C’est ainsi que l’on peut voir aussi dans cette salle les rares autoportraits, (de magnifiques ambrotypes), de Sally Mann. Suite à un accident de cheval ne pouvant plus aisément manipuler son immense chambre photographique Sally Mann se prend pour modèle. Mais ce que veut avant tout l’artiste c’est témoigner de la souffrance et du spectacle angoissant d’un corps qui échappe au contrôle de celui qui l’habite.
Là encore Sally Mann œuvre comme une sorte de chaman ou d’occultiste, elle invoque ce qu’il y a entre les choses, entre elle comme conscience et son corps qui lui échappe. Il y a au-delà de la subjectivité restreinte une dimension sensorielle qui peut être dévoilée, or la photographie comme interface semble à Sally Mann le moyen idéal de révéler cette dimension émotionnelle qui est selon elle palpable. D’autant plus que la photographie de Sally Mann n’est pas la simple reproduction mécanique du visible mais bien plutôt ce qui la fonde chimiquement, tout du moins à ses prémisses, c’est-à-dire un plan impacté et marqué par la lumière. Pour que ce processus d’une grande brièveté (quelques secondes (d’immobilité du modèle) avec une chambre photographique) soit perceptible l’artiste exagère tout ce qui dénote la présence de ce plan où un moment déjà révolu s’imprime.
Sally Mann tente dans son travail sur la mémoire, intime et collective, et la préservation de la fugacité du présent de procurer à la reproduction mécanique une sensualité et matérialité qui par nature lui échappe.
Immediate Family
L’exposition se clôt très astucieusement par les débuts de la carrière de Sally Mann, qui représentent également la part la mieux connue du grand public.
Il s’agit des photographies à la chambre du quotidien de la vie de famille des Mann. Ce travail inspiré pour partie de la démarche d’Emmet Gowin (voir notre article) autre grand photographe sudiste, dont était proche Sally Mann, et qui entreprit avant elle de documenter non plus la société mais la sphère privée, en particulier avec des moyens inhabituels à savoir la chambre photographique et dans une complicité exceptionnelle avec ses proches et sa femme Edith Morris.

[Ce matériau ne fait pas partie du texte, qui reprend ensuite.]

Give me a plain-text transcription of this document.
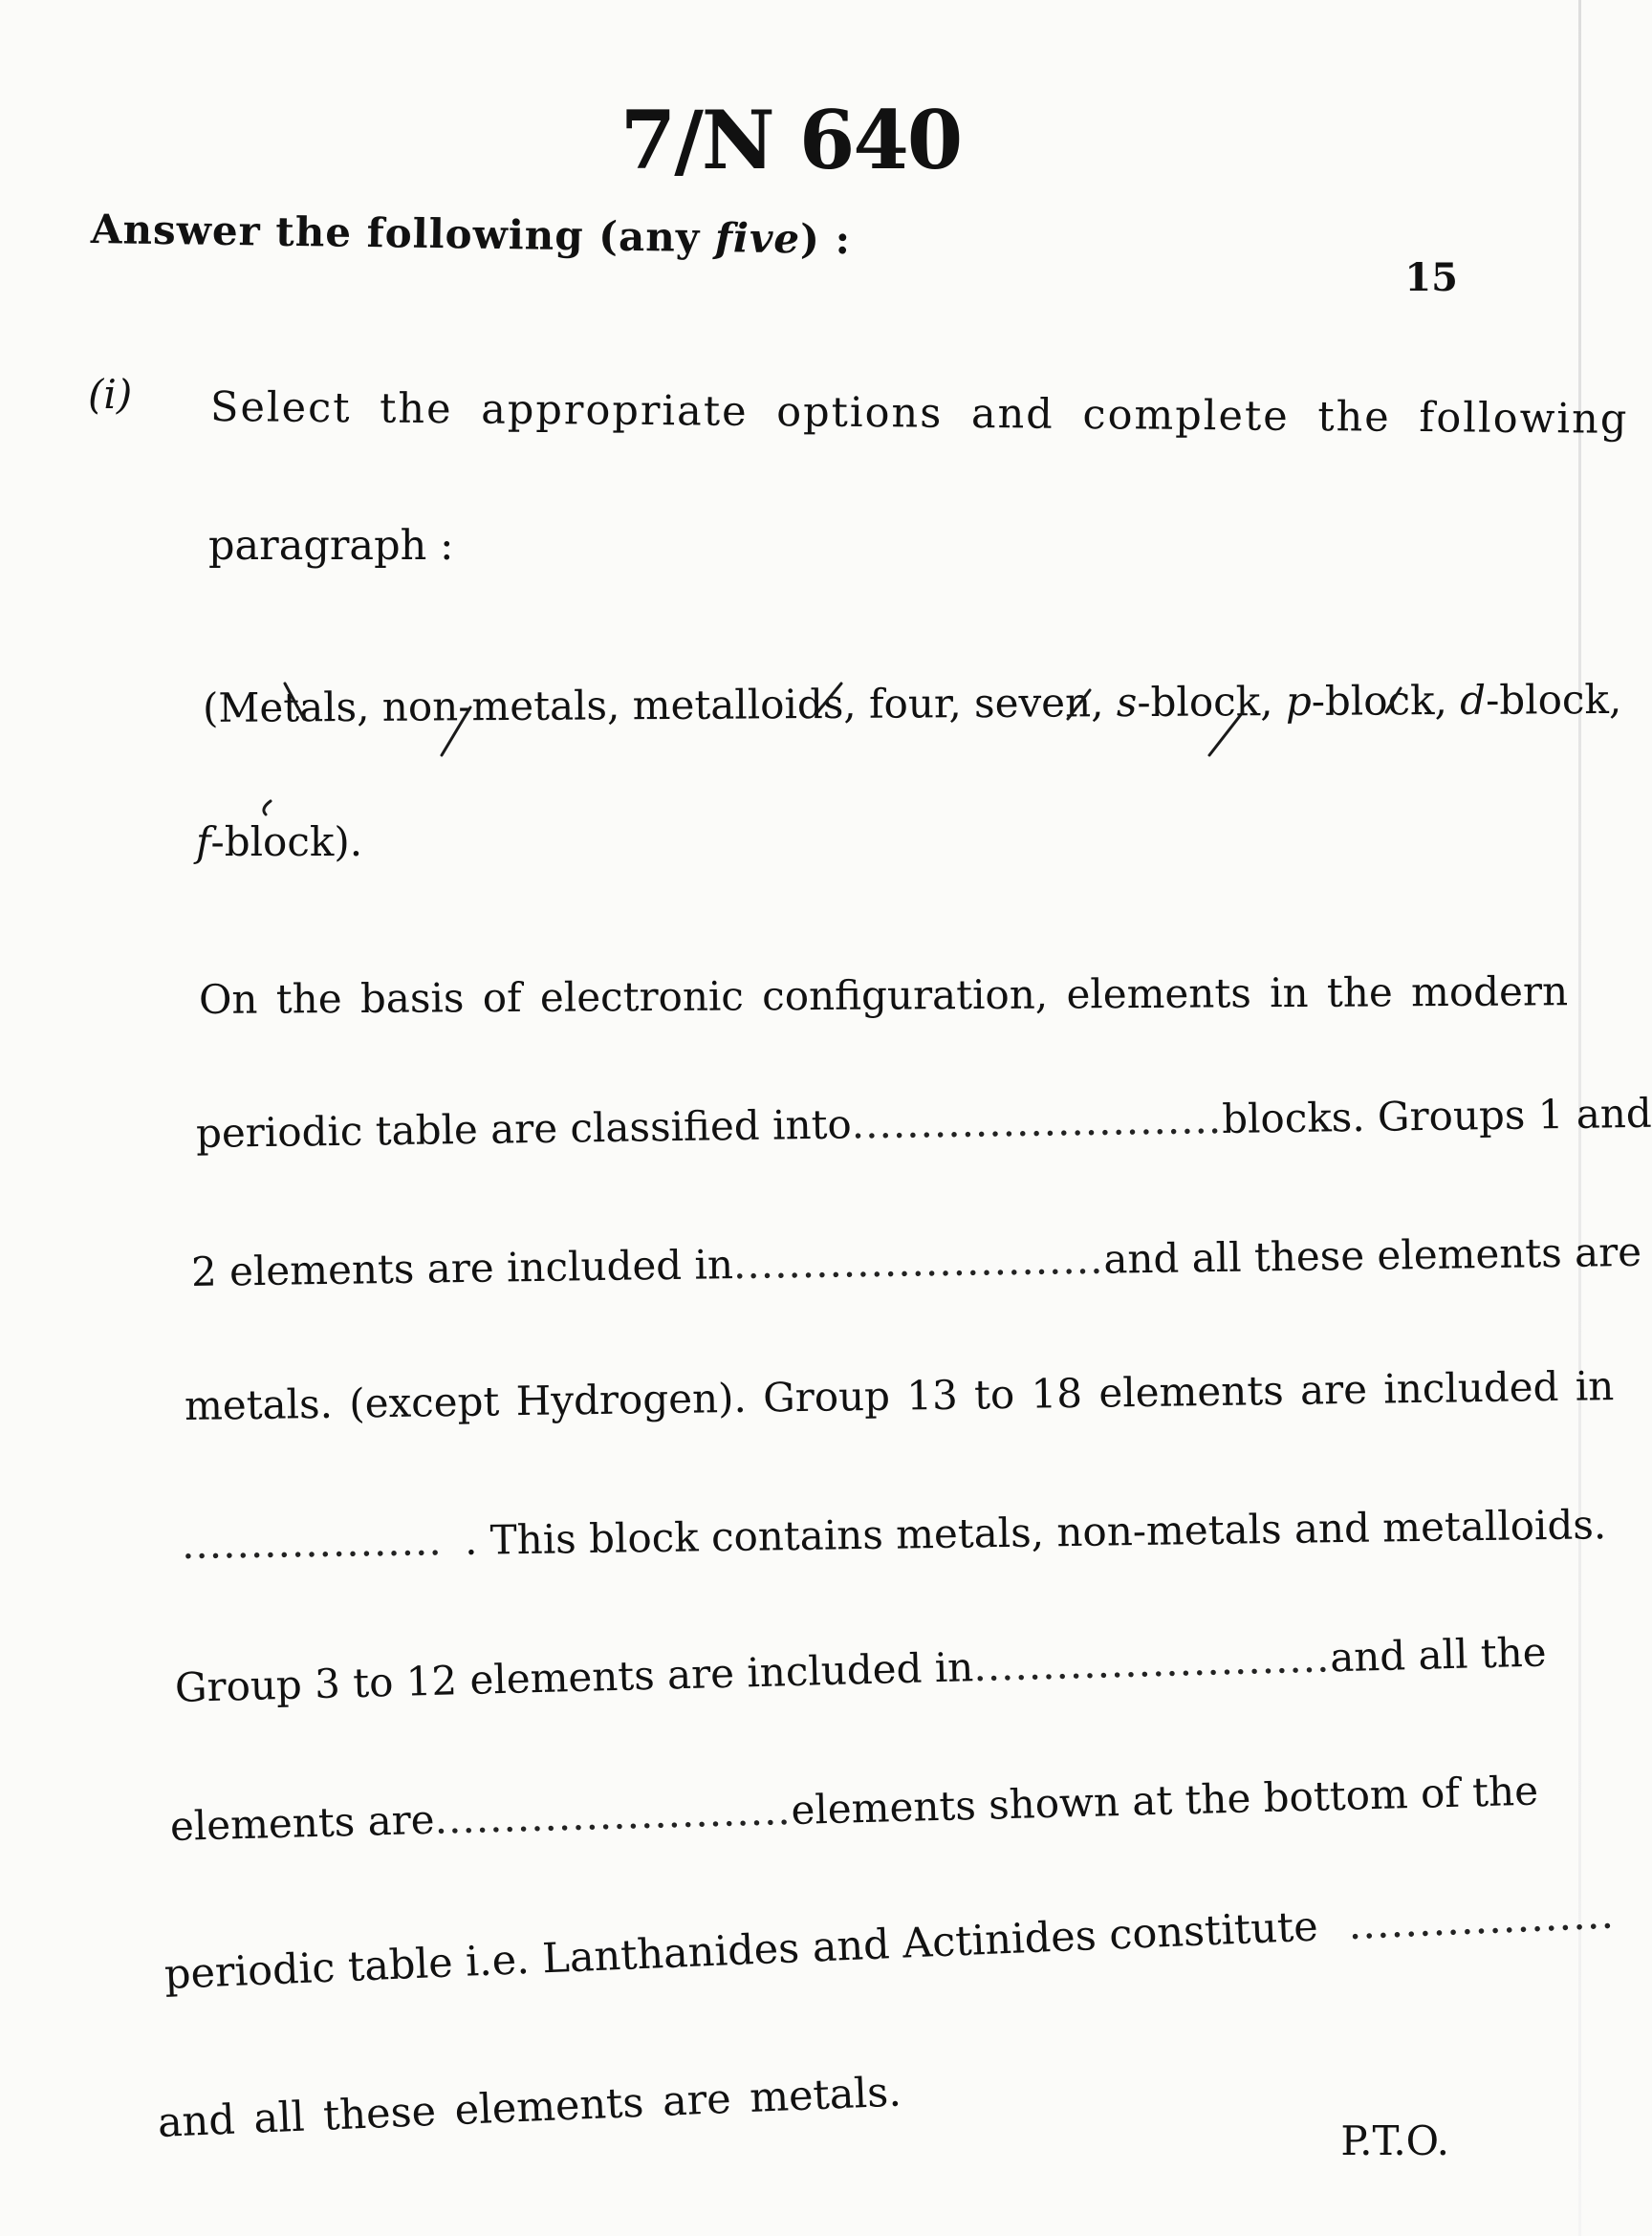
7/N 640
Answer the following (any five) :
15
(i) Select the appropriate options and complete the following
paragraph :
(Metals, non-metals, metalloids, four, seven, s-block, p-block, d-block,
f-block).
On the basis of electronic configuration, elements in the modern
periodic table are classified into ........................... blocks. Groups 1 and
2 elements are included in ........................... and all these elements are
metals. (except Hydrogen). Group 13 to 18 elements are included in
................... . This block contains metals, non-metals and metalloids.
Group 3 to 12 elements are included in
..........................
and all the
elements are
..........................
elements shown at the bottom of the
periodic table i.e. Lanthanides and Actinides constitute ...................
and all these elements are metals.	P.T.O.
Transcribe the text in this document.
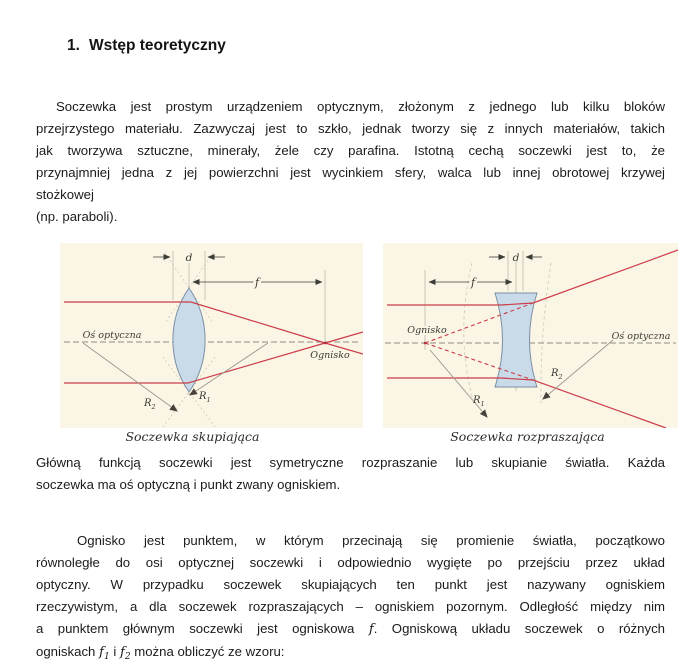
1. Wstęp teoretyczny
Soczewka jest prostym urządzeniem optycznym, złożonym z jednego lub kilku bloków
przejrzystego materiału. Zazwyczaj jest to szkło, jednak tworzy się z innych materiałów, takich
jak tworzywa sztuczne, minerały, żele czy parafina. Istotną cechą soczewki jest to, że
przynajmniej jedna z jej powierzchni jest wycinkiem sfery, walca lub innej obrotowej krzywej
stożkowej
(np. paraboli).
d
f
Oś optyczna
Ognisko
$R_2$
$R_1$
d
f
Ognisko
Oś optyczna
$R_1$
$R_2$
Soczewka skupiająca	Soczewka rozpraszająca
Główną funkcją soczewki jest symetryczne rozpraszanie lub skupianie światła. Każda
soczewka ma oś optyczną i punkt zwany ogniskiem.
Ognisko jest punktem, w którym przecinają się promienie światła, początkowo
równoległe do osi optycznej soczewki i odpowiednio wygięte po przejściu przez układ
optyczny. W przypadku soczewek skupiających ten punkt jest nazywany ogniskiem
rzeczywistym, a dla soczewek rozpraszających – ogniskiem pozornym. Odległość między nim
a punktem głównym soczewki jest ogniskowa f. Ogniskową układu soczewek o różnych
ogniskach $f_1$ i $f_2$ można obliczyć ze wzoru:
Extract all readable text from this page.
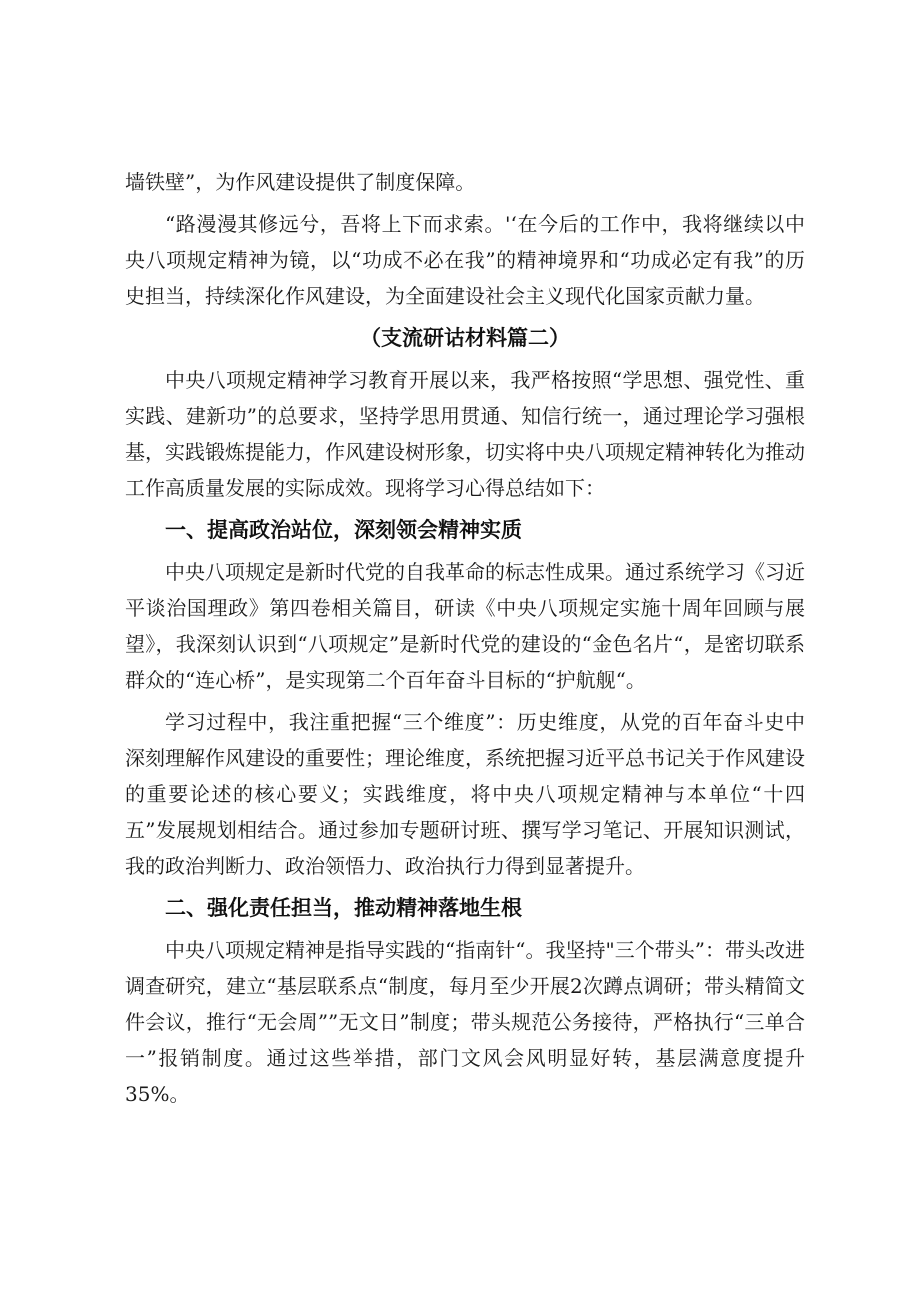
墙铁壁”，为作风建设提供了制度保障。

“路漫漫其修远兮，吾将上下而求索。'‘在今后的工作中，我将继续以中央八项规定精神为镜，以“功成不必在我”的精神境界和“功成必定有我”的历史担当，持续深化作风建设，为全面建设社会主义现代化国家贡献力量。

（支流研诂材料篇二）

中央八项规定精神学习教育开展以来，我严格按照“学思想、强党性、重实践、建新功”的总要求，坚持学思用贯通、知信行统一，通过理论学习强根基，实践锻炼提能力，作风建设树形象，切实将中央八项规定精神转化为推动工作高质量发展的实际成效。现将学习心得总结如下：

一、提高政治站位，深刻领会精神实质

中央八项规定是新时代党的自我革命的标志性成果。通过系统学习《习近平谈治国理政》第四卷相关篇目，研读《中央八项规定实施十周年回顾与展望》，我深刻认识到“八项规定”是新时代党的建设的“金色名片“，是密切联系群众的“连心桥”，是实现第二个百年奋斗目标的“护航舰“。

学习过程中，我注重把握“三个维度”：历史维度，从党的百年奋斗史中深刻理解作风建设的重要性；理论维度，系统把握习近平总书记关于作风建设的重要论述的核心要义；实践维度，将中央八项规定精神与本单位“十四五”发展规划相结合。通过参加专题研讨班、撰写学习笔记、开展知识测试，我的政治判断力、政治领悟力、政治执行力得到显著提升。

二、强化责任担当，推动精神落地生根

中央八项规定精神是指导实践的“指南针“。我坚持"三个带头”：带头改进调查研究，建立“基层联系点“制度，每月至少开展2次蹲点调研；带头精简文件会议，推行“无会周””无文日”制度；带头规范公务接待，严格执行“三单合一”报销制度。通过这些举措，部门文风会风明显好转，基层满意度提升35%。
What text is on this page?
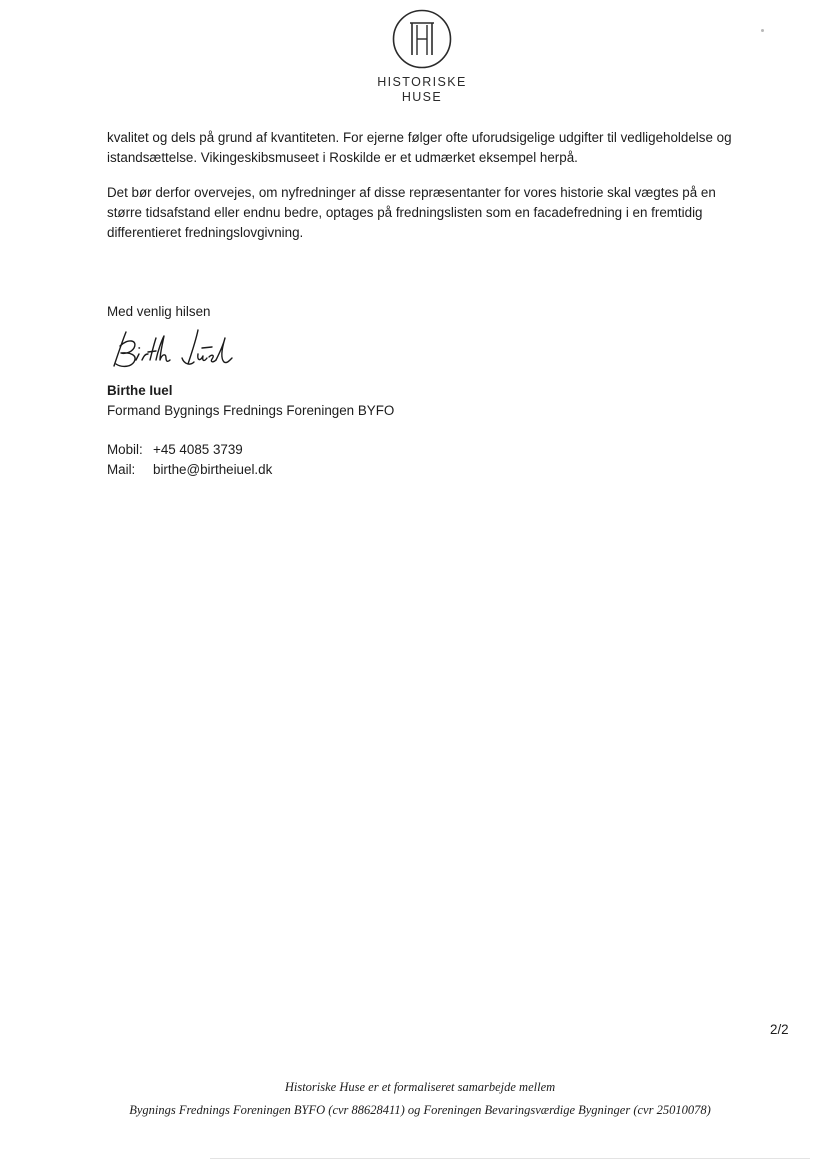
HISTORISKE
HUSE

kvalitet og dels på grund af kvantiteten. For ejerne følger ofte uforudsigelige udgifter til vedligeholdelse og istandsættelse. Vikingeskibsmuseet i Roskilde er et udmærket eksempel herpå.

Det bør derfor overvejes, om nyfredninger af disse repræsentanter for vores historie skal vægtes på en større tidsafstand eller endnu bedre, optages på fredningslisten som en facadefredning i en fremtidig differentieret fredningslovgivning.

Med venlig hilsen
Birthe Iuel
Formand Bygnings Frednings Foreningen BYFO
Mobil: +45 4085 3739
Mail: birthe@birtheiuel.dk
2/2
Historiske Huse er et formaliseret samarbejde mellem
Bygnings Frednings Foreningen BYFO (cvr 88628411) og Foreningen Bevaringsværdige Bygninger (cvr 25010078)
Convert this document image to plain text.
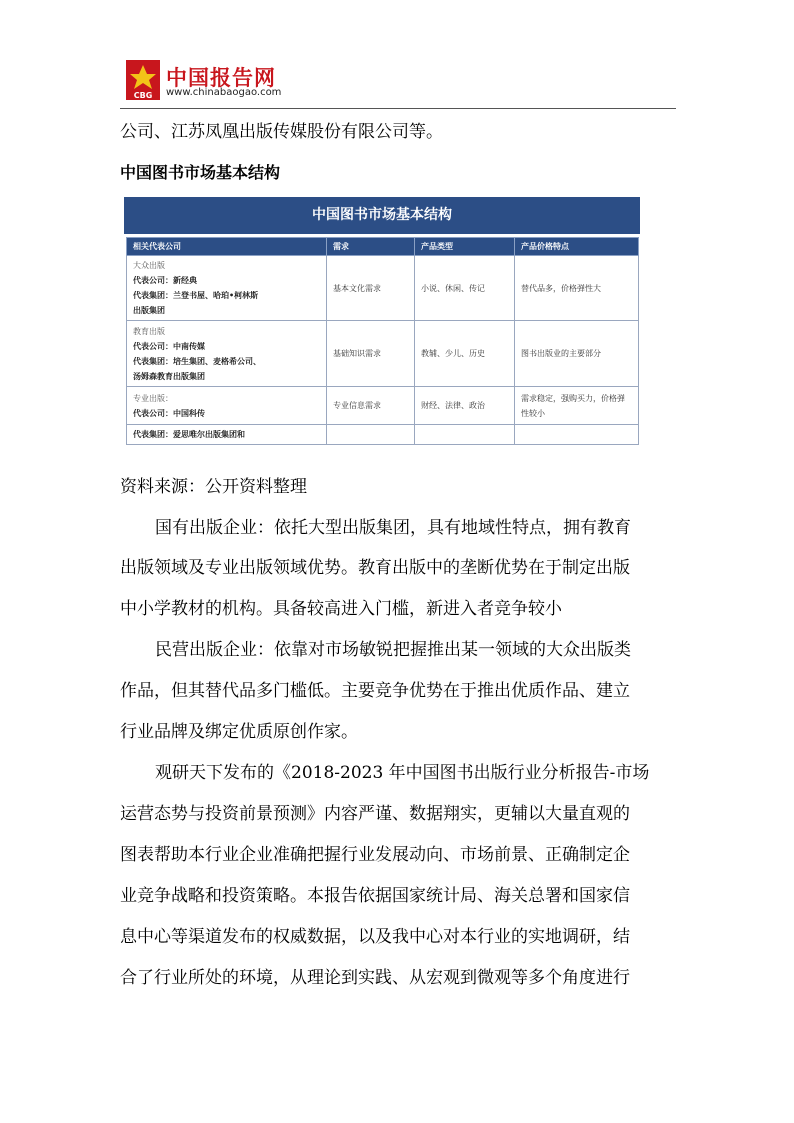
CBG
中国报告网
www.chinabaogao.com
公司、江苏凤凰出版传媒股份有限公司等。
中国图书市场基本结构
中国图书市场基本结构
相关代表公司	需求	产品类型	产品价格特点

大众出版
代表公司：新经典
代表集团：兰登书屋、哈珀•柯林斯
出版集团	基本文化需求	小说、休闲、传记	替代品多，价格弹性大

教育出版
代表公司：中南传媒
代表集团：培生集团、麦格希公司、
汤姆森教育出版集团	基础知识需求	教辅、少儿、历史	图书出版业的主要部分

专业出版：
代表公司：中国科传	专业信息需求	财经、法律、政治	需求稳定，强购买力，价格弹性较小

代表集团：爱思唯尔出版集团和			

资料来源：公开资料整理
国有出版企业：依托大型出版集团，具有地域性特点，拥有教育
出版领域及专业出版领域优势。教育出版中的垄断优势在于制定出版
中小学教材的机构。具备较高进入门槛，新进入者竞争较小
民营出版企业：依靠对市场敏锐把握推出某一领域的大众出版类
作品，但其替代品多门槛低。主要竞争优势在于推出优质作品、建立
行业品牌及绑定优质原创作家。
观研天下发布的《2018-2023 年中国图书出版行业分析报告-市场
运营态势与投资前景预测》内容严谨、数据翔实，更辅以大量直观的
图表帮助本行业企业准确把握行业发展动向、市场前景、正确制定企
业竞争战略和投资策略。本报告依据国家统计局、海关总署和国家信
息中心等渠道发布的权威数据，以及我中心对本行业的实地调研，结
合了行业所处的环境，从理论到实践、从宏观到微观等多个角度进行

Mais alors qu’Emmet Gowin se livre principalement à une ode à son épouse et sa famille étendue, Sally Mann s’est concentrée essentiellement sur ses enfants et le milieu environnant, à savoir le Sud, la chaleur, les bois et l’humidité.
Dans « Immediate Family » on décèle déjà tous les thèmes qui deviendront plus explicites par la suite. La fugacité des moments d’équilibre, la prégnance de la Nature que la nudité des enfants exalte, le paysage qui fonctionne comme un acteur essentiel de l’image. Toutes ces photographies de famille sublimées qui paraissent très spontanées sont pour la plupart répétées jusqu’à ce que l’artiste obtienne l’effet désiré, sans même évoquer les contraintes techniques de la chambre photographique, maniée ici avec un brio technique époustouflant que Sally Man s’empressera d’occulter à partir de la fin des années 1990.
On peut voir aussi dans ces dernières salles des paysages désolés du Sud, dont l’évocation d’un fait divers marquant, le meurtre raciste le 28 août 1955 d’Emmett Till, un jeune noir du nord venu dans le Sud dont le corps meurtri, alors qu’il était encore vivant fut jeté dans la rivière Tallahatchie. Sally Mann remonta la route empruntée par les assassins jusqu’au lieu du crime. La série est représentée comme dans une chapelle où deux bancs dos à dos permettent de se pénétrer de l’ambiance très lourde de ces images.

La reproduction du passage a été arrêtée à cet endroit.